PETER MATRAVERS: Japanese looked at whitening as part of their ritual. It's perceived to be elegant to be more pale. I think it also speaks to how they see beauty.

JEFF HOROWITZ: Because skin whiteners actually affect the pigment found in skin cells, the Japanese government regulates them as a drug. Aveda eventually found an effective formula that was both all-natural and met regulatory approval. Aveda has decided to sell products in Japan only through hand-picked professional salons. The idea there is to reinforce the reputation for quality. Though there may be some immediate price in terms of name recognition.

[NON-ENGLISH SPEECH]

A spot check of a recent flight headed from Minneapolis to Tokyo found young Japanese women puzzled when presented with a small shampoo bottle and asked if they recognized the brand, which in Japan is pronounced Aveda.

[NON-ENGLISH SPEECH]

Basically, this woman says she's really sorry, but she's never heard of it. Aveda president Dominique Conseil says he intends for Aveda to achieve the same name recognition in Japan it now enjoys here. Along the way, he hopes Aveda's success will introduce a new word into the lexicon of international business, glocal-sim.

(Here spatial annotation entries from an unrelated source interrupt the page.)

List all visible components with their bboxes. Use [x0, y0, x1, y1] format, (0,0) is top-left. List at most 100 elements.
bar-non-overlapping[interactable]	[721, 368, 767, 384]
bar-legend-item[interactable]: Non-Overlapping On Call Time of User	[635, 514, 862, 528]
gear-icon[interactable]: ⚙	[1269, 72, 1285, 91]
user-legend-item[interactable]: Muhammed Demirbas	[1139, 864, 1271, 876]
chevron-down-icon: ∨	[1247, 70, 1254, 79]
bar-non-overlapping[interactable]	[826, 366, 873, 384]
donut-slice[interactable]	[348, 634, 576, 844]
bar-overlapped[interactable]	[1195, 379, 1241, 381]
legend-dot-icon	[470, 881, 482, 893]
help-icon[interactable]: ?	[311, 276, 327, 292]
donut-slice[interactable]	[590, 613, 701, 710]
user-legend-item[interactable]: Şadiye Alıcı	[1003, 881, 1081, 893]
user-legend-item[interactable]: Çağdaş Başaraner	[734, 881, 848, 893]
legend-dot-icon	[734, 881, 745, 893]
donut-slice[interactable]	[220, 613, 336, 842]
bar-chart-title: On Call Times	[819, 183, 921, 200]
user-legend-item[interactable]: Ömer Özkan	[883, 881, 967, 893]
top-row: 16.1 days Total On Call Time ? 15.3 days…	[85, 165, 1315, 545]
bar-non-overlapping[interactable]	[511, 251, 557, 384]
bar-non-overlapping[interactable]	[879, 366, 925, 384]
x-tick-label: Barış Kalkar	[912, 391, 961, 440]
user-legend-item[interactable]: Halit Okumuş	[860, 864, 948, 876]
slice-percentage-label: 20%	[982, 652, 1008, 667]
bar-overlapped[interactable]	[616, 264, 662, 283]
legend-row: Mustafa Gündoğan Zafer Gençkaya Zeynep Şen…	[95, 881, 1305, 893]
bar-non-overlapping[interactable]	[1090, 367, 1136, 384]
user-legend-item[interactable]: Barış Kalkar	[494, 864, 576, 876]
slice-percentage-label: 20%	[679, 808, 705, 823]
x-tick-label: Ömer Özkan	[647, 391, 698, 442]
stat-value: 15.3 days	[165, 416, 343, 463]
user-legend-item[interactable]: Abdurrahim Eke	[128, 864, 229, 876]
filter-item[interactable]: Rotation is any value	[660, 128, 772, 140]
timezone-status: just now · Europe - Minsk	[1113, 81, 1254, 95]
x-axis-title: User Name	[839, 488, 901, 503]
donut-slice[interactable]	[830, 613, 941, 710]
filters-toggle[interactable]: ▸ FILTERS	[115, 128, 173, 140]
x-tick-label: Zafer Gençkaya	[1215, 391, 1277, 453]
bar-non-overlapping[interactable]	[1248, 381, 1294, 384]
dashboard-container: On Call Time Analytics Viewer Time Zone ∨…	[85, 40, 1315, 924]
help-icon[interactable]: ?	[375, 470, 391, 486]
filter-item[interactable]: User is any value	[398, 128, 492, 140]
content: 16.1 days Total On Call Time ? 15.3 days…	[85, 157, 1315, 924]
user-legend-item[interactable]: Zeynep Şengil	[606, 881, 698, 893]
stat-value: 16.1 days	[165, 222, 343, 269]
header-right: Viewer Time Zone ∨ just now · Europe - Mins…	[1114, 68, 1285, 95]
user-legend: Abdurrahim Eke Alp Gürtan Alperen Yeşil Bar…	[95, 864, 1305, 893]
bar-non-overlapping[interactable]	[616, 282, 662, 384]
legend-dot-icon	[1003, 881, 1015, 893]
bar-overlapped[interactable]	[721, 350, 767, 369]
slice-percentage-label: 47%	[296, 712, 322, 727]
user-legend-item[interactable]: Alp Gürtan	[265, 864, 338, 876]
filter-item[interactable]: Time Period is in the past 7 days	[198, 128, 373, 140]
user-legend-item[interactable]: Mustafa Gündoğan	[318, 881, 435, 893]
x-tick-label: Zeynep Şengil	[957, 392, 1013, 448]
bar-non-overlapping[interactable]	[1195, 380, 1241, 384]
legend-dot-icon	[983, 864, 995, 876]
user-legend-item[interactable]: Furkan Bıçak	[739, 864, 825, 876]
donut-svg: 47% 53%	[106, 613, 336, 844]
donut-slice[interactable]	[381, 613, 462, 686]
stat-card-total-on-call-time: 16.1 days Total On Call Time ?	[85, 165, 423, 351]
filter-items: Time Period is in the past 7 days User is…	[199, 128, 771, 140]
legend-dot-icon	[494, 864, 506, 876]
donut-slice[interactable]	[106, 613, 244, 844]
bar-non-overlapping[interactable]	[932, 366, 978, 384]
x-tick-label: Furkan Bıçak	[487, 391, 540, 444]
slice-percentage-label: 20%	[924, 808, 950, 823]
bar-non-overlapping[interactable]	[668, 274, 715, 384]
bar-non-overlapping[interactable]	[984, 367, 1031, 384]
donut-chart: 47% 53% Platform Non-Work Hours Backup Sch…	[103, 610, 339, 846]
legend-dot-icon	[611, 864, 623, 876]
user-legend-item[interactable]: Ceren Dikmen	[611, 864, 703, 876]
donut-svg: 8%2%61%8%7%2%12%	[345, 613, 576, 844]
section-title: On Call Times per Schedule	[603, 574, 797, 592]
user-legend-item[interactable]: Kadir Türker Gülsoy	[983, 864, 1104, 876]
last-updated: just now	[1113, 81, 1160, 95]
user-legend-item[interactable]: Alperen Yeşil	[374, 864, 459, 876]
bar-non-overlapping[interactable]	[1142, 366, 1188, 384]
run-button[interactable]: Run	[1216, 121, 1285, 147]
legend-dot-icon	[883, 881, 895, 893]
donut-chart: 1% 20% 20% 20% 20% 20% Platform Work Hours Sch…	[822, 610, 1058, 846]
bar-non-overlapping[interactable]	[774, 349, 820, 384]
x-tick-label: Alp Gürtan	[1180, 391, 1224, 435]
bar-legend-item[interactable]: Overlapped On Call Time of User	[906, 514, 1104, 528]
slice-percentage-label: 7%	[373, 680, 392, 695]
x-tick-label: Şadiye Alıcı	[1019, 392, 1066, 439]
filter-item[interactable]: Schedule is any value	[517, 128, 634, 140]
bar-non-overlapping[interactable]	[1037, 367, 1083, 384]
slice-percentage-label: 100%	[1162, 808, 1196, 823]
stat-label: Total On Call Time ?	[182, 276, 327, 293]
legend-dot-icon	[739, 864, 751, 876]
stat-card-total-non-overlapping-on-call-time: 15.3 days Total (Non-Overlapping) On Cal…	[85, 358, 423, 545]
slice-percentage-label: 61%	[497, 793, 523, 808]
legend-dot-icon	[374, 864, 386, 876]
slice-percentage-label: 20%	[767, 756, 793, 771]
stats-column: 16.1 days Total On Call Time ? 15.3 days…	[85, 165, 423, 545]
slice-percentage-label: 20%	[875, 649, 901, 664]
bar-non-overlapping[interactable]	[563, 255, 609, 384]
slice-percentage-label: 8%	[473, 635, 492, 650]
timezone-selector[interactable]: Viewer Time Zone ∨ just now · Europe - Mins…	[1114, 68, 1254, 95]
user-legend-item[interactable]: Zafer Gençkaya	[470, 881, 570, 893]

DOMINIQUE CONSEIL: In my mind, the global company is the big international monster that almost exports everything from a home market, one-size-fits-all type of approach. The glocal company is the smart, flexible company that listens so that the company can become intelligently international.

JEFF HOROWITZ: It may be some time before business people around the world are using Conseil's word, glocal. They may, however, be using Aveda. I'm Jeff Horowitz, Minnesota Public Radio.